Something I love about crafting and certainly love about teaching people—particularly very high-achieving adults—is I actually think it's really good for people to be bad at something for a while. Like to have to kind of start from square one, to feel that no matter how much study or theory you put into it, no matter how good you are at other things, your first knitting project is probably gonna suck.

It might seem counterintuitive, then, that people who want control in this world would be seeking it from an area in which they must first start out with no control whatsoever, as a neophyte who will only be guaranteed to make lumpy hats or wobbly looking mugs, and yet that's sort of the whole point—when control comes too easily, it doesn't often feel earned, it rarely feels real. Being forced to start from the same helpless place in which you might exist in the rest of your life, but then knowing that if you put in the effort and really invest in what you're doing, control will come, and beauty will be produced, well, at the risk of making this all into one ultra-corny metaphor for, like, our whole entire lives, that's where the joy comes in. There is no life-changing magic to crafting because there is no magic involved. Any type of life change that results from engaging in hands-on work is self-generated, and will probably involve a lot of mess, whether in the form of mud-splattered clothes, grimy fingernails, or newly calloused hands. 

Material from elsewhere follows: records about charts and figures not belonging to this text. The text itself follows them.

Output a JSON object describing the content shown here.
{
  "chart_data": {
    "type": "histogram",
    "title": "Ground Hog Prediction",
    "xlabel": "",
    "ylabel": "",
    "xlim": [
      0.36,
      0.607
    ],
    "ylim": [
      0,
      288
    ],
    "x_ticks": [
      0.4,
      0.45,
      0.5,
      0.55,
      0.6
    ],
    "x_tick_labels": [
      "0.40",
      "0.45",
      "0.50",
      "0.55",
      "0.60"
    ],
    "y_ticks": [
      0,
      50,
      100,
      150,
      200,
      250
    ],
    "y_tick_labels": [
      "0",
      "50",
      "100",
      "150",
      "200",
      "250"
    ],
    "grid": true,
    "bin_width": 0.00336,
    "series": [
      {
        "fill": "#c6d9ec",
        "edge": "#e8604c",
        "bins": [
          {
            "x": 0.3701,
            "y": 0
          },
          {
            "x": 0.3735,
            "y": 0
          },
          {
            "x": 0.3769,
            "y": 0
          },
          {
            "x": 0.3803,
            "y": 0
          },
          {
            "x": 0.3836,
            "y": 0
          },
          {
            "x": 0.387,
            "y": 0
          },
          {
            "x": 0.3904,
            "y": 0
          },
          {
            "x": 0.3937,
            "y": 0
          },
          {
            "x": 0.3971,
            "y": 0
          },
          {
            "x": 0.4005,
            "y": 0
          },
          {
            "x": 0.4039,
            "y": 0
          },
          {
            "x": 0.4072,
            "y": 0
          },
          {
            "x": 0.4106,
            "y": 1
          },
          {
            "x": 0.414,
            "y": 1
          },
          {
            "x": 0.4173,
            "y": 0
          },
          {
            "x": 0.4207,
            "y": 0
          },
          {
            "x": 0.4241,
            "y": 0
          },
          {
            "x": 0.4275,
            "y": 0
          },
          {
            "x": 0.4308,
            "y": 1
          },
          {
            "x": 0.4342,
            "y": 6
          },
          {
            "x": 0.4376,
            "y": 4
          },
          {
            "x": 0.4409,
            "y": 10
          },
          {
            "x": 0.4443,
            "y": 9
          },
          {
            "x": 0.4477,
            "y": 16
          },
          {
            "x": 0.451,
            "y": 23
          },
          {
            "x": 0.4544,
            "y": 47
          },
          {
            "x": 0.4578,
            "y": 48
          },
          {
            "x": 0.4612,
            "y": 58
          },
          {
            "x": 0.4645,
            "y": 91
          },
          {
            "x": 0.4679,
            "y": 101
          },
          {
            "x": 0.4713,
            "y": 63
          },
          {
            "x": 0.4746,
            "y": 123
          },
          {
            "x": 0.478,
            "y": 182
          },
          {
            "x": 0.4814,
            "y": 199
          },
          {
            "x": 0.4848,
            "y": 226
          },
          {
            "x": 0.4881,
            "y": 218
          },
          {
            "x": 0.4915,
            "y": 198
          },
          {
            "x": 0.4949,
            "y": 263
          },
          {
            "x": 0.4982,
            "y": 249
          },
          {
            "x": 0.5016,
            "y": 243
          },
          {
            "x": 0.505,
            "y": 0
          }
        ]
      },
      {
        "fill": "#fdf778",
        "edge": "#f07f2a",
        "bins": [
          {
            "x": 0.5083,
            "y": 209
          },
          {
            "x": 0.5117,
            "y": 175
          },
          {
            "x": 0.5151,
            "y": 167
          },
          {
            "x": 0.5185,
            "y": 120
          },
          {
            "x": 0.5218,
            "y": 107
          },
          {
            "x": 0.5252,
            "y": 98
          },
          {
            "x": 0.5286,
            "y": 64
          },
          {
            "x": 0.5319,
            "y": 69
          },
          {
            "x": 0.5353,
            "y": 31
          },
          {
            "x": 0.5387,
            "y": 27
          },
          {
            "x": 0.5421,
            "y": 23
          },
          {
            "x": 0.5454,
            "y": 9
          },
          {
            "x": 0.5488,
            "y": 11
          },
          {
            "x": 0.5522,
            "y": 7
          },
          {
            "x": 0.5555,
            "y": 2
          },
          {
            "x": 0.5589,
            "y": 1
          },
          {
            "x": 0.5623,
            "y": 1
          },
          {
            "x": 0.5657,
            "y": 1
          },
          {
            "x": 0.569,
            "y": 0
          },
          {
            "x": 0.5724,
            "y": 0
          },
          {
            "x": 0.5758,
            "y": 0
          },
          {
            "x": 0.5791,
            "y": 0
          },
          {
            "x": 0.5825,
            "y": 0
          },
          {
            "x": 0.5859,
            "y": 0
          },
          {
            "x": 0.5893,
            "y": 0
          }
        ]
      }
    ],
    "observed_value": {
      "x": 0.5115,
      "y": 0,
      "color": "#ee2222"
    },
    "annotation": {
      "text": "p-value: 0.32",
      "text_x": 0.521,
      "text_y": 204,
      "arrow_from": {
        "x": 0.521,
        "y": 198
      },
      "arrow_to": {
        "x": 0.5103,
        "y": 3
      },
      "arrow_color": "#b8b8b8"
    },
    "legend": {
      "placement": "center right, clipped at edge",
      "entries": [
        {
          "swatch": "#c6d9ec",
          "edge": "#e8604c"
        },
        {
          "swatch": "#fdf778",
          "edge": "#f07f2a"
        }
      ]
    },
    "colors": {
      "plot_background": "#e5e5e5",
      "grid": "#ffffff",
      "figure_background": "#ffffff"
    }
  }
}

But at the end of all that messiness, as I found when, three weeks after my class, I picked up the two pieces I'd made that day, was something I could hold in my hand, and put on my table at home; two small vessels I could use or not use in any way I saw fit. It felt, in just a small way, like I had done something worthwhile, like I'd spent my free time in a way that meant something, even if I'm the only one to whom it means anything. But maybe that's enough. And maybe, just maybe, I'll use one of the containers for a tiny houseplant.